I should also add that Caesar, the main character, on rare occasions came across as maybe close to the real thing, but overall I give this a solid D. I first read Rex Warner's version of "The Commentaries" in 1989 and have since been through it a dozen times covering every translation I could get my hands on (Like the Loeb the best), so I was never fully convinced by The Conn's Caesar. Again, in the "Historical Note" section The Conn recommends, "Caesar" by Christian Meiers, which again I will say is arguably the absolute worst book I have ever read on the subject.
Something else that nagged at me through both books is the name The Conn gives to supporting characters. In the first book we get a childhood neighbor named "Suetonius", as if The Conn was trying to be tricky using the foreshadow of the future biographer, and an "Alexandria", a place that is important in Caesar's actual future life.
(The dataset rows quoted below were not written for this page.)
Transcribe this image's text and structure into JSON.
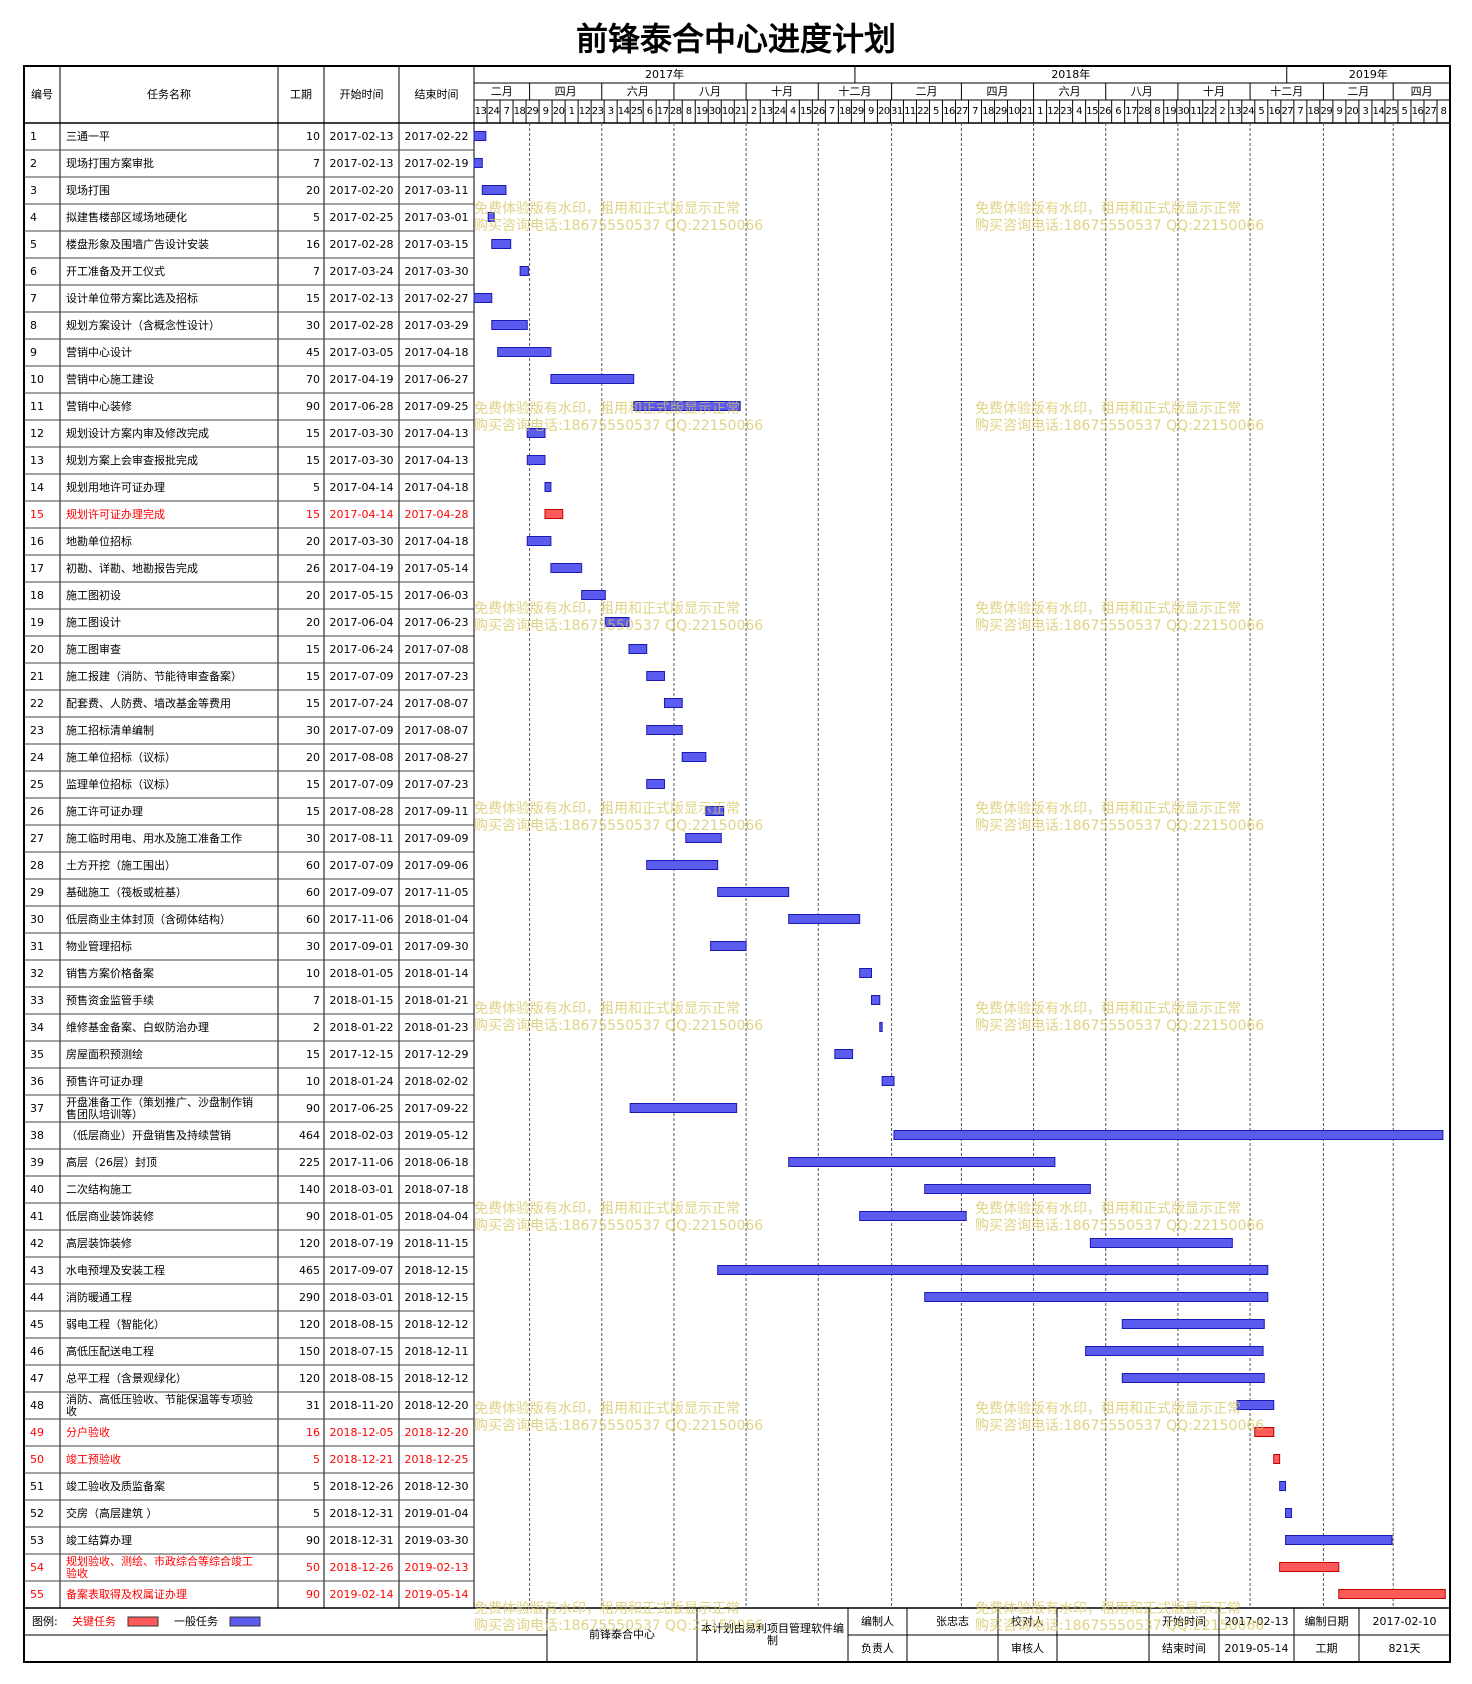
{
  "chart_data": {
    "type": "gantt",
    "title": "前锋泰合中心进度计划",
    "columns": [
      "编号",
      "任务名称",
      "工期",
      "开始时间",
      "结束时间"
    ],
    "timeline": {
      "years": [
        {
          "value": "2017",
          "label": "2017年"
        },
        {
          "value": "2018",
          "label": "2018年"
        },
        {
          "value": "2019",
          "label": "2019年"
        }
      ],
      "months": [
        {
          "value": "2017-02",
          "label": "二月"
        },
        {
          "value": "2017-04",
          "label": "四月"
        },
        {
          "value": "2017-06",
          "label": "六月"
        },
        {
          "value": "2017-08",
          "label": "八月"
        },
        {
          "value": "2017-10",
          "label": "十月"
        },
        {
          "value": "2017-12",
          "label": "十二月"
        },
        {
          "value": "2018-02",
          "label": "二月"
        },
        {
          "value": "2018-04",
          "label": "四月"
        },
        {
          "value": "2018-06",
          "label": "六月"
        },
        {
          "value": "2018-08",
          "label": "八月"
        },
        {
          "value": "2018-10",
          "label": "十月"
        },
        {
          "value": "2018-12",
          "label": "十二月"
        },
        {
          "value": "2019-02",
          "label": "二月"
        },
        {
          "value": "2019-04",
          "label": "四月"
        }
      ],
      "days": [
        {
          "value": "2017-02-13",
          "label": "13"
        },
        {
          "value": "2017-02-24",
          "label": "24"
        },
        {
          "value": "2017-03-07",
          "label": "7"
        },
        {
          "value": "2017-03-18",
          "label": "18"
        },
        {
          "value": "2017-03-29",
          "label": "29"
        },
        {
          "value": "2017-04-09",
          "label": "9"
        },
        {
          "value": "2017-04-20",
          "label": "20"
        },
        {
          "value": "2017-05-01",
          "label": "1"
        },
        {
          "value": "2017-05-12",
          "label": "12"
        },
        {
          "value": "2017-05-23",
          "label": "23"
        },
        {
          "value": "2017-06-03",
          "label": "3"
        },
        {
          "value": "2017-06-14",
          "label": "14"
        },
        {
          "value": "2017-06-25",
          "label": "25"
        },
        {
          "value": "2017-07-06",
          "label": "6"
        },
        {
          "value": "2017-07-17",
          "label": "17"
        },
        {
          "value": "2017-07-28",
          "label": "28"
        },
        {
          "value": "2017-08-08",
          "label": "8"
        },
        {
          "value": "2017-08-19",
          "label": "19"
        },
        {
          "value": "2017-08-30",
          "label": "30"
        },
        {
          "value": "2017-09-10",
          "label": "10"
        },
        {
          "value": "2017-09-21",
          "label": "21"
        },
        {
          "value": "2017-10-02",
          "label": "2"
        },
        {
          "value": "2017-10-13",
          "label": "13"
        },
        {
          "value": "2017-10-24",
          "label": "24"
        },
        {
          "value": "2017-11-04",
          "label": "4"
        },
        {
          "value": "2017-11-15",
          "label": "15"
        },
        {
          "value": "2017-11-26",
          "label": "26"
        },
        {
          "value": "2017-12-07",
          "label": "7"
        },
        {
          "value": "2017-12-18",
          "label": "18"
        },
        {
          "value": "2017-12-29",
          "label": "29"
        },
        {
          "value": "2018-01-09",
          "label": "9"
        },
        {
          "value": "2018-01-20",
          "label": "20"
        },
        {
          "value": "2018-01-31",
          "label": "31"
        },
        {
          "value": "2018-02-11",
          "label": "11"
        },
        {
          "value": "2018-02-22",
          "label": "22"
        },
        {
          "value": "2018-03-05",
          "label": "5"
        },
        {
          "value": "2018-03-16",
          "label": "16"
        },
        {
          "value": "2018-03-27",
          "label": "27"
        },
        {
          "value": "2018-04-07",
          "label": "7"
        },
        {
          "value": "2018-04-18",
          "label": "18"
        },
        {
          "value": "2018-04-29",
          "label": "29"
        },
        {
          "value": "2018-05-10",
          "label": "10"
        },
        {
          "value": "2018-05-21",
          "label": "21"
        },
        {
          "value": "2018-06-01",
          "label": "1"
        },
        {
          "value": "2018-06-12",
          "label": "12"
        },
        {
          "value": "2018-06-23",
          "label": "23"
        },
        {
          "value": "2018-07-04",
          "label": "4"
        },
        {
          "value": "2018-07-15",
          "label": "15"
        },
        {
          "value": "2018-07-26",
          "label": "26"
        },
        {
          "value": "2018-08-06",
          "label": "6"
        },
        {
          "value": "2018-08-17",
          "label": "17"
        },
        {
          "value": "2018-08-28",
          "label": "28"
        },
        {
          "value": "2018-09-08",
          "label": "8"
        },
        {
          "value": "2018-09-19",
          "label": "19"
        },
        {
          "value": "2018-09-30",
          "label": "30"
        },
        {
          "value": "2018-10-11",
          "label": "11"
        },
        {
          "value": "2018-10-22",
          "label": "22"
        },
        {
          "value": "2018-11-02",
          "label": "2"
        },
        {
          "value": "2018-11-13",
          "label": "13"
        },
        {
          "value": "2018-11-24",
          "label": "24"
        },
        {
          "value": "2018-12-05",
          "label": "5"
        },
        {
          "value": "2018-12-16",
          "label": "16"
        },
        {
          "value": "2018-12-27",
          "label": "27"
        },
        {
          "value": "2019-01-07",
          "label": "7"
        },
        {
          "value": "2019-01-18",
          "label": "18"
        },
        {
          "value": "2019-01-29",
          "label": "29"
        },
        {
          "value": "2019-02-09",
          "label": "9"
        },
        {
          "value": "2019-02-20",
          "label": "20"
        },
        {
          "value": "2019-03-03",
          "label": "3"
        },
        {
          "value": "2019-03-14",
          "label": "14"
        },
        {
          "value": "2019-03-25",
          "label": "25"
        },
        {
          "value": "2019-04-05",
          "label": "5"
        },
        {
          "value": "2019-04-16",
          "label": "16"
        },
        {
          "value": "2019-04-27",
          "label": "27"
        },
        {
          "value": "2019-05-08",
          "label": "8"
        }
      ]
    },
    "tasks": [
      {
        "id": 1,
        "name": "三通一平",
        "duration": 10,
        "start": "2017-02-13",
        "end": "2017-02-22"
      },
      {
        "id": 2,
        "name": "现场打围方案审批",
        "duration": 7,
        "start": "2017-02-13",
        "end": "2017-02-19"
      },
      {
        "id": 3,
        "name": "现场打围",
        "duration": 20,
        "start": "2017-02-20",
        "end": "2017-03-11"
      },
      {
        "id": 4,
        "name": "拟建售楼部区域场地硬化",
        "duration": 5,
        "start": "2017-02-25",
        "end": "2017-03-01"
      },
      {
        "id": 5,
        "name": "楼盘形象及围墙广告设计安装",
        "duration": 16,
        "start": "2017-02-28",
        "end": "2017-03-15"
      },
      {
        "id": 6,
        "name": "开工准备及开工仪式",
        "duration": 7,
        "start": "2017-03-24",
        "end": "2017-03-30"
      },
      {
        "id": 7,
        "name": "设计单位带方案比选及招标",
        "duration": 15,
        "start": "2017-02-13",
        "end": "2017-02-27"
      },
      {
        "id": 8,
        "name": "规划方案设计（含概念性设计）",
        "duration": 30,
        "start": "2017-02-28",
        "end": "2017-03-29"
      },
      {
        "id": 9,
        "name": "营销中心设计",
        "duration": 45,
        "start": "2017-03-05",
        "end": "2017-04-18"
      },
      {
        "id": 10,
        "name": "营销中心施工建设",
        "duration": 70,
        "start": "2017-04-19",
        "end": "2017-06-27"
      },
      {
        "id": 11,
        "name": "营销中心装修",
        "duration": 90,
        "start": "2017-06-28",
        "end": "2017-09-25"
      },
      {
        "id": 12,
        "name": "规划设计方案内审及修改完成",
        "duration": 15,
        "start": "2017-03-30",
        "end": "2017-04-13"
      },
      {
        "id": 13,
        "name": "规划方案上会审查报批完成",
        "duration": 15,
        "start": "2017-03-30",
        "end": "2017-04-13"
      },
      {
        "id": 14,
        "name": "规划用地许可证办理",
        "duration": 5,
        "start": "2017-04-14",
        "end": "2017-04-18"
      },
      {
        "id": 15,
        "name": "规划许可证办理完成",
        "duration": 15,
        "start": "2017-04-14",
        "end": "2017-04-28",
        "critical": true
      },
      {
        "id": 16,
        "name": "地勘单位招标",
        "duration": 20,
        "start": "2017-03-30",
        "end": "2017-04-18"
      },
      {
        "id": 17,
        "name": "初勘、详勘、地勘报告完成",
        "duration": 26,
        "start": "2017-04-19",
        "end": "2017-05-14"
      },
      {
        "id": 18,
        "name": "施工图初设",
        "duration": 20,
        "start": "2017-05-15",
        "end": "2017-06-03"
      },
      {
        "id": 19,
        "name": "施工图设计",
        "duration": 20,
        "start": "2017-06-04",
        "end": "2017-06-23"
      },
      {
        "id": 20,
        "name": "施工图审查",
        "duration": 15,
        "start": "2017-06-24",
        "end": "2017-07-08"
      },
      {
        "id": 21,
        "name": "施工报建（消防、节能待审查备案）",
        "duration": 15,
        "start": "2017-07-09",
        "end": "2017-07-23"
      },
      {
        "id": 22,
        "name": "配套费、人防费、墙改基金等费用",
        "duration": 15,
        "start": "2017-07-24",
        "end": "2017-08-07"
      },
      {
        "id": 23,
        "name": "施工招标清单编制",
        "duration": 30,
        "start": "2017-07-09",
        "end": "2017-08-07"
      },
      {
        "id": 24,
        "name": "施工单位招标（议标）",
        "duration": 20,
        "start": "2017-08-08",
        "end": "2017-08-27"
      },
      {
        "id": 25,
        "name": "监理单位招标（议标）",
        "duration": 15,
        "start": "2017-07-09",
        "end": "2017-07-23"
      },
      {
        "id": 26,
        "name": "施工许可证办理",
        "duration": 15,
        "start": "2017-08-28",
        "end": "2017-09-11"
      },
      {
        "id": 27,
        "name": "施工临时用电、用水及施工准备工作",
        "duration": 30,
        "start": "2017-08-11",
        "end": "2017-09-09"
      },
      {
        "id": 28,
        "name": "土方开挖（施工围出）",
        "duration": 60,
        "start": "2017-07-09",
        "end": "2017-09-06"
      },
      {
        "id": 29,
        "name": "基础施工（筏板或桩基）",
        "duration": 60,
        "start": "2017-09-07",
        "end": "2017-11-05"
      },
      {
        "id": 30,
        "name": "低层商业主体封顶（含砌体结构）",
        "duration": 60,
        "start": "2017-11-06",
        "end": "2018-01-04"
      },
      {
        "id": 31,
        "name": "物业管理招标",
        "duration": 30,
        "start": "2017-09-01",
        "end": "2017-09-30"
      },
      {
        "id": 32,
        "name": "销售方案价格备案",
        "duration": 10,
        "start": "2018-01-05",
        "end": "2018-01-14"
      },
      {
        "id": 33,
        "name": "预售资金监管手续",
        "duration": 7,
        "start": "2018-01-15",
        "end": "2018-01-21"
      },
      {
        "id": 34,
        "name": "维修基金备案、白蚁防治办理",
        "duration": 2,
        "start": "2018-01-22",
        "end": "2018-01-23"
      },
      {
        "id": 35,
        "name": "房屋面积预测绘",
        "duration": 15,
        "start": "2017-12-15",
        "end": "2017-12-29"
      },
      {
        "id": 36,
        "name": "预售许可证办理",
        "duration": 10,
        "start": "2018-01-24",
        "end": "2018-02-02"
      },
      {
        "id": 37,
        "name": "开盘准备工作（策划推广、沙盘制作销售团队培训等）",
        "duration": 90,
        "start": "2017-06-25",
        "end": "2017-09-22"
      },
      {
        "id": 38,
        "name": "（低层商业）开盘销售及持续营销",
        "duration": 464,
        "start": "2018-02-03",
        "end": "2019-05-12"
      },
      {
        "id": 39,
        "name": "高层（26层）封顶",
        "duration": 225,
        "start": "2017-11-06",
        "end": "2018-06-18"
      },
      {
        "id": 40,
        "name": "二次结构施工",
        "duration": 140,
        "start": "2018-03-01",
        "end": "2018-07-18"
      },
      {
        "id": 41,
        "name": "低层商业装饰装修",
        "duration": 90,
        "start": "2018-01-05",
        "end": "2018-04-04"
      },
      {
        "id": 42,
        "name": "高层装饰装修",
        "duration": 120,
        "start": "2018-07-19",
        "end": "2018-11-15"
      },
      {
        "id": 43,
        "name": "水电预埋及安装工程",
        "duration": 465,
        "start": "2017-09-07",
        "end": "2018-12-15"
      },
      {
        "id": 44,
        "name": "消防暖通工程",
        "duration": 290,
        "start": "2018-03-01",
        "end": "2018-12-15"
      },
      {
        "id": 45,
        "name": "弱电工程（智能化）",
        "duration": 120,
        "start": "2018-08-15",
        "end": "2018-12-12"
      },
      {
        "id": 46,
        "name": "高低压配送电工程",
        "duration": 150,
        "start": "2018-07-15",
        "end": "2018-12-11"
      },
      {
        "id": 47,
        "name": "总平工程（含景观绿化）",
        "duration": 120,
        "start": "2018-08-15",
        "end": "2018-12-12"
      },
      {
        "id": 48,
        "name": "消防、高低压验收、节能保温等专项验收",
        "duration": 31,
        "start": "2018-11-20",
        "end": "2018-12-20"
      },
      {
        "id": 49,
        "name": "分户验收",
        "duration": 16,
        "start": "2018-12-05",
        "end": "2018-12-20",
        "critical": true
      },
      {
        "id": 50,
        "name": "竣工预验收",
        "duration": 5,
        "start": "2018-12-21",
        "end": "2018-12-25",
        "critical": true
      },
      {
        "id": 51,
        "name": "竣工验收及质监备案",
        "duration": 5,
        "start": "2018-12-26",
        "end": "2018-12-30"
      },
      {
        "id": 52,
        "name": "交房（高层建筑 ）",
        "duration": 5,
        "start": "2018-12-31",
        "end": "2019-01-04"
      },
      {
        "id": 53,
        "name": "竣工结算办理",
        "duration": 90,
        "start": "2018-12-31",
        "end": "2019-03-30"
      },
      {
        "id": 54,
        "name": "规划验收、测绘、市政综合等综合竣工验收",
        "duration": 50,
        "start": "2018-12-26",
        "end": "2019-02-13",
        "critical": true
      },
      {
        "id": 55,
        "name": "备案表取得及权属证办理",
        "duration": 90,
        "start": "2019-02-14",
        "end": "2019-05-14",
        "critical": true
      }
    ],
    "legend": {
      "label": "图例:",
      "items": [
        {
          "name": "关键任务",
          "color": "#ff5a5a",
          "text_color": "#ff0000"
        },
        {
          "name": "一般任务",
          "color": "#5b5bef",
          "text_color": "#000000"
        }
      ]
    },
    "footer": {
      "project": "前锋泰合中心",
      "note": "本计划由易利项目管理软件编制",
      "rows": [
        [
          {
            "label": "编制人",
            "value": "张忠志"
          },
          {
            "label": "校对人"
          },
          {
            "label": "开始时间",
            "value": "2017-02-13"
          },
          {
            "label": "编制日期",
            "value": "2017-02-10"
          }
        ],
        [
          {
            "label": "负责人"
          },
          {
            "label": "审核人"
          },
          {
            "label": "结束时间",
            "value": "2019-05-14"
          },
          {
            "label": "工期",
            "value": "821天"
          }
        ]
      ]
    },
    "watermark": [
      "免费体验版有水印，租用和正式版显示正常",
      "购买咨询电话:18675550537 QQ:22150066"
    ]
  }
}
We also get to meet "Antonidus", who featured so prominently in the film classic "Spartacus" and who was perhaps an actual figure but here turns up as a disgraced Sullan general which always proved hard to swallow. We also get a centurion named "Taranus", like, as in the pirate agent again from the film "Spartacus"? Was there a shortage of period names or did The Conn think these were common back then? There were 1 or 2 others like this, and it felt awkward.
Along with Cato, the character of Crassus was perhaps the most unbelievable. A rather weak and scrawny man? Really? Was such a character really capable of executing a ruthless business empire that made him one of the 10 richest men in antiquity? In Rome? Sorry, no way.
The big problem with this story is that it is very, very loosely based on the characters and events of this period. There is almost nothing of value historically to be taken from the read, not even an accurate portrayal of characters and events. While we all know this is fiction, good historical fiction should at least be reasonably true to what we know of the period, and so far this series is complete fantasy.
We get such butchered versions of the battle of Mytilene, Sulla in Greece, Mithridates, Caesar's defeat of Mithridates, the battle for Rome (Marius -v- Sulla), the Proscriptions (sort of), Caesar's capture by pirates, a first case of his in the law courts, a fantasy death of his first wife, and the Spartacus rebellion. Forget any mention of Merula and Caesar's first religious post, and I'll leave the Servilia subject alone along with Octavian and Atia because it is simply to much to rant about.
Along the way we finally meet Pompey, Crassus, and Cato, though they belonged in the first book. We also get a "Severus Lepidus" instead of a Marcus Lepidus, and forget Lucullus because he is simply missing along with most of the Sullan faction. I think there was also a "Sertorius" somewhere he didn't belong, though in defense of The Conn he was just using the name, for some reason??
If you know nothing about this period and care nothing for learning anything of value historically, then this book is enjoyable. I bought them all and am slogging through the mess. I liked Colleen McCullough's Roman series much more, though she can also be very feminine and brief at times. I also highly recommend Robert Harris' books "Pompeii" and "Imperium".